One thing I am not sure at all about is the effect of the mass of 10kg that was used to basically fix a new point of rotation on the disc. The way I understand it is that all that new mass does is just shift the axis of rotation to a new point, so we apply the parallel axis theorem to get the new moment of inertia. So the calculations would be the same if the mass was 20kg or 50kg, etc.

I appreciate any help!

Thanks

2. Dec 2, 2017

### Abhishek kumar

How can you say that new mass will shift the axis of rotation if there is no any external force on it and one error in calculation of new moment of inertia you added mr but it will be mr^2

3. Dec 2, 2017

### LuigiAM

Hi,

Thanks for the response

Oh thanks, yes I see the error in calculation.

For the rest: I assume the new mass will shift the axis of rotation because:

The way the problem is written, the disc is revolving in its plane so it is rotating about its center. Angular velocity is constant so it's just an equilibrium rotation.

If we fix a mass to the edge of the rim, isn't it like nailing a wooden bar to a wall? When we nail a wooden bar to a wall, the bar will tend rotate about the nail instead of about its center of mass.

Is it mistaken to assume this is the same kind of problem but with a disc instead of a bar? My first reflex when reading it was that the big weight would just stop the disc altogether, but it says nothing about the size of the weight or about friction, etc.

4. Dec 2, 2017

### Abhishek kumar

Either bar or disc the concept will be same.if axis of rotation will changed then how can you apply conservation of momentum.

5. Dec 2, 2017

### LuigiAM

Hi,

Thanks for the help.

My notes say that if the sum of the external torques on a rotating body is zero, then the total angular momentum remains constant.

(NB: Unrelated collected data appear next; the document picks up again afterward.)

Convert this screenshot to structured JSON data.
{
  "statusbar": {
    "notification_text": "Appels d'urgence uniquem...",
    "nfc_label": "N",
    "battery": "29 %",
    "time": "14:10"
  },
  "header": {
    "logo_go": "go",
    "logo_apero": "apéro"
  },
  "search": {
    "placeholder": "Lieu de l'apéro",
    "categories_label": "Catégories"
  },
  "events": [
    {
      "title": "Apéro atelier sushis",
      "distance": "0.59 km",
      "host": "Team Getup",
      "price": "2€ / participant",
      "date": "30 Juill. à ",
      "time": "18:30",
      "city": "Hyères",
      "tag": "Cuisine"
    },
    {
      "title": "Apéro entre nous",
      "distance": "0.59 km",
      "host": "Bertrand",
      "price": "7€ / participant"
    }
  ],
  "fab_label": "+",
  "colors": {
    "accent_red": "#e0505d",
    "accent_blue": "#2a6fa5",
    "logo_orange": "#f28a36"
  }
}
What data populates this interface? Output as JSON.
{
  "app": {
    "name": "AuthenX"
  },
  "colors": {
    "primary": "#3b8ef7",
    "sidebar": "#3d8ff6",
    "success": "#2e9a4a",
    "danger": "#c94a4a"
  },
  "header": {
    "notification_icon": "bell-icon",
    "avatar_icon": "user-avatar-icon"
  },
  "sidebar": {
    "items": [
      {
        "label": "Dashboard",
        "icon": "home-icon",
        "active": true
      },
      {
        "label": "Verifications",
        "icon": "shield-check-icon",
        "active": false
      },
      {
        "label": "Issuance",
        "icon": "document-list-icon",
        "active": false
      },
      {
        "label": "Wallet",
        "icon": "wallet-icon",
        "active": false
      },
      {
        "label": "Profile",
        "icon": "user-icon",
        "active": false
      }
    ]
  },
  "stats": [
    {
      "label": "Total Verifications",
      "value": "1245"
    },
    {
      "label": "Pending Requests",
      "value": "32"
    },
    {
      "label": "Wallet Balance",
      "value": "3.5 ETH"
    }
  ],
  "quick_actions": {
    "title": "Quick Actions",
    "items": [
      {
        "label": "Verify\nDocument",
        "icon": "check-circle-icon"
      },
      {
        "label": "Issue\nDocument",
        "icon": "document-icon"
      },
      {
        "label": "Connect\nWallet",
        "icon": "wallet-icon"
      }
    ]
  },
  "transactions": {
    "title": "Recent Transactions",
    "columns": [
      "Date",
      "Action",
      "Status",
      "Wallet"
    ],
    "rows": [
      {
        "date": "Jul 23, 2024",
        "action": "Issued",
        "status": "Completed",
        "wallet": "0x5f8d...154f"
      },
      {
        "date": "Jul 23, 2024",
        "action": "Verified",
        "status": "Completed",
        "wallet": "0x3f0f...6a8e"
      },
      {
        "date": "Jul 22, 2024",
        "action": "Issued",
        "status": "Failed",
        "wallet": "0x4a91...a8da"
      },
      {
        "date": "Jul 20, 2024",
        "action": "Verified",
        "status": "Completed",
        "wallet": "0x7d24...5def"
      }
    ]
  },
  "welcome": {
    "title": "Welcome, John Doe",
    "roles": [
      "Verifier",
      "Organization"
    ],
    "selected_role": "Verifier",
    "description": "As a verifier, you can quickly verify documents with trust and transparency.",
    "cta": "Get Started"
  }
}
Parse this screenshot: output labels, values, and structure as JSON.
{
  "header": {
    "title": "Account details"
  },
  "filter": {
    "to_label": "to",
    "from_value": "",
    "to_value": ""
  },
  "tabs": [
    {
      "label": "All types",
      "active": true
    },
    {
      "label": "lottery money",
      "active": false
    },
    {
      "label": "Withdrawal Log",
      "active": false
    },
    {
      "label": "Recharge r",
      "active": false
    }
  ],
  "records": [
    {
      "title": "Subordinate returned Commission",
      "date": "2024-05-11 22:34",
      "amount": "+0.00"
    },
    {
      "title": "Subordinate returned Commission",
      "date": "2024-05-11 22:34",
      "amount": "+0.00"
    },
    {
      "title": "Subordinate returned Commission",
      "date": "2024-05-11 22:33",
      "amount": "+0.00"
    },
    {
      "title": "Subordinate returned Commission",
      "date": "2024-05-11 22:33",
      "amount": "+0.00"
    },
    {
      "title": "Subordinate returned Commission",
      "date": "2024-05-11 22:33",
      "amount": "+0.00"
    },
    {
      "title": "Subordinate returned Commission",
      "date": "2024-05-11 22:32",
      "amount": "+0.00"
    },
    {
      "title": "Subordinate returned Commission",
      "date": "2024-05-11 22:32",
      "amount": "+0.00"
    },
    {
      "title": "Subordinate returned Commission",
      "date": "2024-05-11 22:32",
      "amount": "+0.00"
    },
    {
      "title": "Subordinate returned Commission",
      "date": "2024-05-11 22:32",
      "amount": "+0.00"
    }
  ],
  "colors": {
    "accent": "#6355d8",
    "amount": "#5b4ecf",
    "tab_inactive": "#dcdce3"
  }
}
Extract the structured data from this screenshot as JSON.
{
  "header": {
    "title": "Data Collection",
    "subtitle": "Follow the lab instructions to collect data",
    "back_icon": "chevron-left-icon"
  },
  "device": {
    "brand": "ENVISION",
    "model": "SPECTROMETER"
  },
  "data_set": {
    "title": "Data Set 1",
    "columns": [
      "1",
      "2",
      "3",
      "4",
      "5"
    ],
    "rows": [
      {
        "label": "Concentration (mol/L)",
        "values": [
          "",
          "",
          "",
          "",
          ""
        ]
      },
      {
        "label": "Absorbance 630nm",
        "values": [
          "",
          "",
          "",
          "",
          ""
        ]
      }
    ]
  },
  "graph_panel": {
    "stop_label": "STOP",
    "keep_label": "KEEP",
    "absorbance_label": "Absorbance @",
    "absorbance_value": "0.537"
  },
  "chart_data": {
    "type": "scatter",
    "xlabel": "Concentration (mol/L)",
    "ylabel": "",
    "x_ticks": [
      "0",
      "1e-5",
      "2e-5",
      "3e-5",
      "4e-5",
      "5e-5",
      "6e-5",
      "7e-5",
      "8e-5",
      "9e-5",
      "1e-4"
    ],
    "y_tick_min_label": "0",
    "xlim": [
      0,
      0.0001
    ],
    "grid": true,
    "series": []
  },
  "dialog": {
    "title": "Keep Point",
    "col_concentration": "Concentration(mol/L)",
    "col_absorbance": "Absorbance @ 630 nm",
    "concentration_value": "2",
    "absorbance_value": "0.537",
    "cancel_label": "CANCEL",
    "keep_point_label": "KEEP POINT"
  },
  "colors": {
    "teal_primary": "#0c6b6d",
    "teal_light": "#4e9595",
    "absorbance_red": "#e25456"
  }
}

My understanding is that the new weight that is fixed to the rim simply changes the axis of rotation but is not in itself a torque since it doesn't act in or against the direction of rotation. It changes the moment of inertia, which leads to a change in angular velocity, but it does not give an angular acceleration.

6. Dec 2, 2017

Correct

7. Dec 2, 2017

Yeah! Thanks

8. Dec 2, 2017

### haruspex

Only if the attached mass is infinite, which it isn't.
It is given as 10kg.